If I use a standard client like OpenSSH the client echoes back the prompt after a command is executed,
but in my scenarion it's lost and never written to stdout/stderr(my socket).
Does the SSH client remove the prompt in some way before data is passed to stdout/stderr ??
Many thanks in advance !
/Niclas


-----Original Message-----
From: Damien Miller [mailto:djm at mindrot.org]
Sent: den 25 mars 2004 00:56
To: Niclas Bäckman C (LI/EAB)
Cc: 'openssh-unix-dev at mindrot.org'
Subject: Re: Where does the "prompt come from"

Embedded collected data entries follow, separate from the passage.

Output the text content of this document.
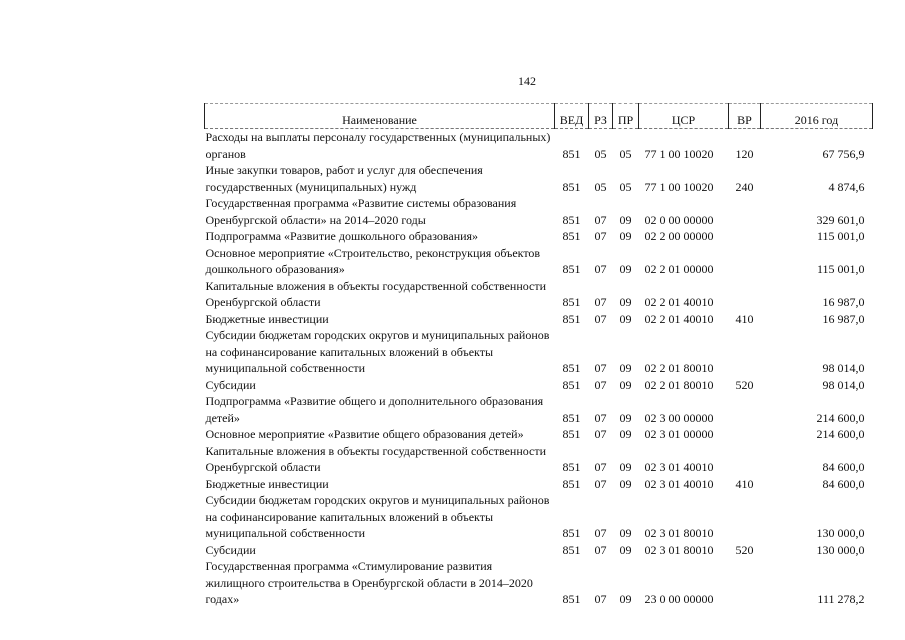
142
Наименование	ВЕД	РЗ	ПР	ЦСР	ВР	2016 год
Расходы на выплаты персоналу государственных (муниципальных) органов	851	05	05	77 1 00 10020	120	67 756,9
Иные закупки товаров, работ и услуг для обеспечения государственных (муниципальных) нужд	851	05	05	77 1 00 10020	240	4 874,6
Государственная программа «Развитие системы образования Оренбургской области» на 2014–2020 годы	851	07	09	02 0 00 00000		329 601,0
Подпрограмма «Развитие дошкольного образования»	851	07	09	02 2 00 00000		115 001,0
Основное мероприятие «Строительство, реконструкция объектов дошкольного образования»	851	07	09	02 2 01 00000		115 001,0
Капитальные вложения в объекты государственной собственности Оренбургской области	851	07	09	02 2 01 40010		16 987,0
Бюджетные инвестиции	851	07	09	02 2 01 40010	410	16 987,0
Субсидии бюджетам городских округов и муниципальных районов на софинансирование капитальных вложений в объекты муниципальной собственности	851	07	09	02 2 01 80010		98 014,0
Субсидии	851	07	09	02 2 01 80010	520	98 014,0
Подпрограмма «Развитие общего и дополнительного образования детей»	851	07	09	02 3 00 00000		214 600,0
Основное мероприятие «Развитие общего образования детей»	851	07	09	02 3 01 00000		214 600,0
Капитальные вложения в объекты государственной собственности Оренбургской области	851	07	09	02 3 01 40010		84 600,0
Бюджетные инвестиции	851	07	09	02 3 01 40010	410	84 600,0
Субсидии бюджетам городских округов и муниципальных районов на софинансирование капитальных вложений в объекты муниципальной собственности	851	07	09	02 3 01 80010		130 000,0
Субсидии	851	07	09	02 3 01 80010	520	130 000,0
Государственная программа «Стимулирование развития жилищного строительства в Оренбургской области в 2014–2020 годах»	851	07	09	23 0 00 00000		111 278,2
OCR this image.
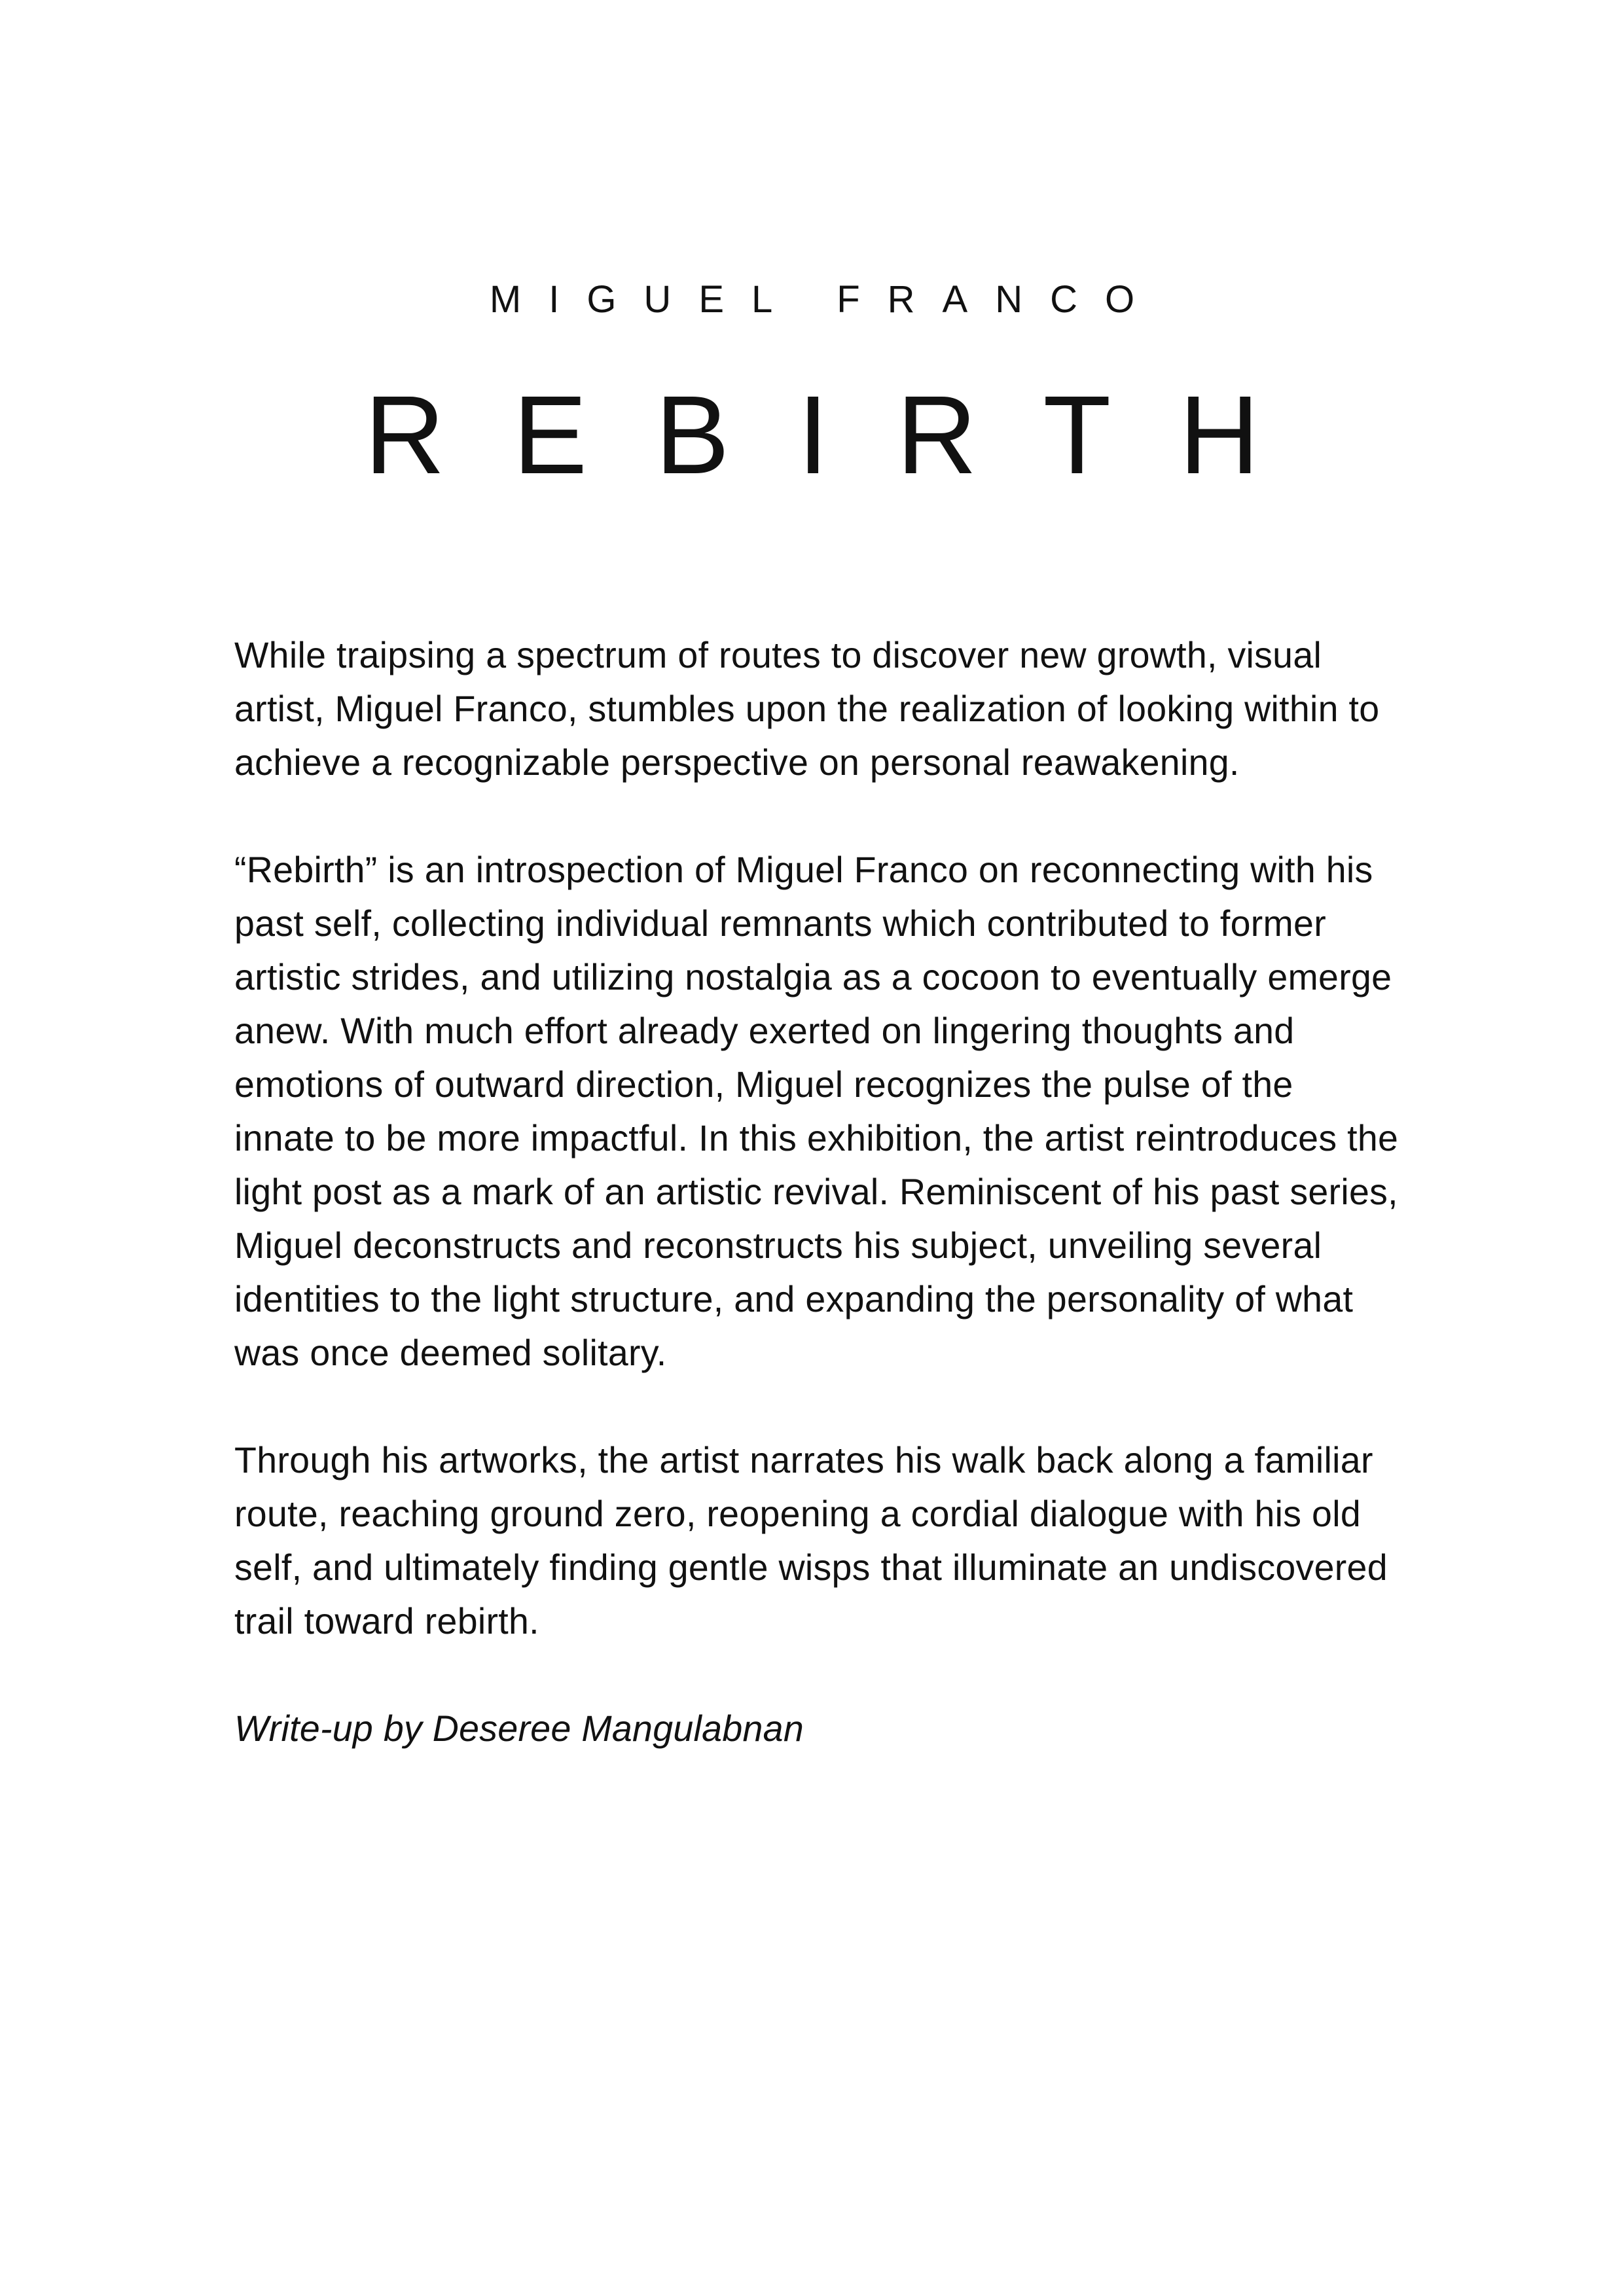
MIGUEL FRANCO
REBIRTH

While traipsing a spectrum of routes to discover new growth, visual artist, Miguel Franco, stumbles upon the realization of looking within to achieve a recognizable perspective on personal reawakening.

“Rebirth” is an introspection of Miguel Franco on reconnecting with his past self, collecting individual remnants which contributed to former artistic strides, and utilizing nostalgia as a cocoon to eventually emerge anew. With much effort already exerted on lingering thoughts and emotions of outward direction, Miguel recognizes the pulse of the innate to be more impactful. In this exhibition, the artist reintroduces the light post as a mark of an artistic revival. Reminiscent of his past series, Miguel deconstructs and reconstructs his subject, unveiling several identities to the light structure, and expanding the personality of what was once deemed solitary.

Through his artworks, the artist narrates his walk back along a familiar route, reaching ground zero, reopening a cordial dialogue with his old self, and ultimately finding gentle wisps that illuminate an undiscovered trail toward rebirth.

Write-up by Deseree Mangulabnan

Niclas Bäckman C (LI/EAB) wrote:

> Hi All !
> I have a little question about the shell that is run when establishing a
> connection towards an SSH server.
> The client(OpenSSH) displays a prompt(as usual) when a command is executed,
> but my question is, where does the prompt come from.
> Is it sent by the remote shell or is it handled in the client ??
> 
> The reason I ask is that we have developed a product that redirects
> stdin/stdout/stderr from the ssh binary to a socket, and we then
> perform socket read/writes directly into the ssh tunnel. But when i perform
> a command, the prompt is never read up from the server.
> So it's difficult to know when a remote script is finished. Using the same
> solution but towards a telnet server always results in a prompt
> back to the client.

The prompt comes from the shell that the server executes.

If you want to use OpenSSH as a transport, you should probably invent a
little protocol and implement it as a subsystem. sftp does this.